E por que este deputado
propõe este decreto legislativo? Porque
a leitura dos artigos da resolução do CFP tem sido entendida e aplicada com um
espectro de ação tão vasto que, injustamente, tem punido e/ou ameaçado diversos
psicólogos pelo país. Tem fomentado uma compreensão equivocada do tema – ainda
que se vangloriem de sua vanguarda – e induzido profissionais à ilegalidade
quase sem direito de defesa. Aliado ao
movimento gay e a grande parte da imprensa, o CFP tem imposto uma verdadeira inquisição
aos profissionais que tem a ousadia de discordar de suas contorcionistas
posições, seja no campo do argumento ou da ciência psicológica quando tratam do
que chamam de práticas homoeróticas.
Em artigo anteriormente publicado,
discuto algumas destas artimanhas (Psicologia, Religião eHomossexualidade: um debate irresolvido). Em recente texto assinado a quatro
mãos por Humberto Verona (presidente do CFP) e Carla Angelucci (presidente do
CRP-SP), estes afirmam categoricamente que o deputado propõe a cura dos homossexuais,
o que o projeto não faz. Se se pode dizer algo em defesa da proposta
legislativa é que tenta corrigir uma injustiça e uma impropriedade cometida
por, vá lá, excesso de zelo do CFP. A resolução merece, sim, uma alteração nos
artigos aqui antes mencionados ou no mínimo uma discussão.
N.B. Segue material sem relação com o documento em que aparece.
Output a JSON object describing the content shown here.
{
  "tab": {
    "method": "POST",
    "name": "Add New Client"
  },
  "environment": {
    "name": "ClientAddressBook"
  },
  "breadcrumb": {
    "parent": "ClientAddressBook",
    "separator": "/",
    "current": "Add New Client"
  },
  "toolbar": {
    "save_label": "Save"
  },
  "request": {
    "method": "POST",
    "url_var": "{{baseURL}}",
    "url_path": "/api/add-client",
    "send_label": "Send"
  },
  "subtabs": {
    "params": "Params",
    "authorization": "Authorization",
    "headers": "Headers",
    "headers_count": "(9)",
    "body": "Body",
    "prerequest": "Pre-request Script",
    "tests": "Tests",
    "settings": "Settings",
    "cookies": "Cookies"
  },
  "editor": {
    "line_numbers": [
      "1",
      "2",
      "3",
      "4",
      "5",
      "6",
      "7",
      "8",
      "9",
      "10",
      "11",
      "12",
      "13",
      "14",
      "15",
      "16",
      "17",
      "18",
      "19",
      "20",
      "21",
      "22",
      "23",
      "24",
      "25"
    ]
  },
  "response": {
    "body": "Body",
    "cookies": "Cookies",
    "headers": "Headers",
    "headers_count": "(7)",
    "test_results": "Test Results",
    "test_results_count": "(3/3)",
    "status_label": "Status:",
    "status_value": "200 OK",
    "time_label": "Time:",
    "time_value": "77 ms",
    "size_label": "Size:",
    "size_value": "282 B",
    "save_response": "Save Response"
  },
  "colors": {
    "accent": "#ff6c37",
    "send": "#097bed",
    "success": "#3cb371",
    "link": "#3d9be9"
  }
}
A dupla afirma que em nenhum
momento a Resolução do CFP contraria o atendimento a homossexuais por
psicólogos. Óbvio que não, pois não é disso que trata. O que se diz é que em
razão da homossexualidade não ser caracterizada como doença, ela não é passível
de cura e então, o psicólogo não deverá curar o que não existe, sob pena de
danos psicológicos ao indivíduo homossexual. Certo. Mas também não é este o
teor da discussão que se vê hoje. Os representades do CFP e da causa gay em
geral não querem debater um fato, este sim, fundamental. Uma coisa é tentar
demover o homossexual de sua prática, outra bem diferente é atender há
muitíssimas pessoas desconfortáveis, indecisas, sofridas com a condição ou a
tendência homossexual e que buscam na psicologia a ajuda de que necessitam. O
psicólogo deve acolher esta queixa e não há qualquer princípio, seja científico
ou de uma abordagem em particular, que sugira ou diga expressamente que é
obrigação do profissional envidar esforços para que o paciente se assuma. Quem
o afirma, mente.
O presidente do CFP e o deputado Jean Wyllys,
militante conhecido da causa gay, não admitem nem por hipótese que uma pessoa
possa viver esta condição indefinida e com ela sofrer. Mais. Eles e seus
colegas defendem com ardor que a dúvida é, por si, sinal de que a pessoa é homossexual
e a solução é sair do armário. No artigo do sr. Humberto e da sra. Carla é dito
o que eles todos pensam no que tange a esta relação psicólogoXpaciente:
Considerando
que a experiência homossexual pode causar algum sofrimento psíquico, o
psicólogo deve reconhecer que ele é decorrente, sobretudo, do preconceito e da
discriminação com aqueles cujas práticas sexuais diferem da norma estabelecida
socioculturalmente.
(Então só resta ao psicólogo)
O atendimento
psicológico, portanto, deve, em vez de propor a “cura”, explorar
possibilidades que permitam ao usuário acessar a realidade da sua orientação
sexual, a fim de refletir sobre os efeitos de sua condição e de suas escolhas,
para que possa viver sua sexualidade de maneira satisfatória e digna.
(grifo nosso)
O deputado JeanWyllys, durante a audiência que debateu o Projeto de Decreto Legislativo, já disse que este
projeto de seu colega deputado é uma aberração e que ficou constrangido com
explicação de uma psicóloga, Marisa Lobo (evangélica da igreja Batista), especialista
em sexualidade, que apoia o projeto do deputado João Campos. Ora, eu também
acho uma aberração o CFP em nome – não da causa da psicologia, nem dos
profissionais que representa – tomar partido de forma desbragada e tornar-se
uma ponta de lança de um movimento que precisa ser visto também em suas inúmeras
incoerências e que quer se impor à custa de argumentos discutíveis.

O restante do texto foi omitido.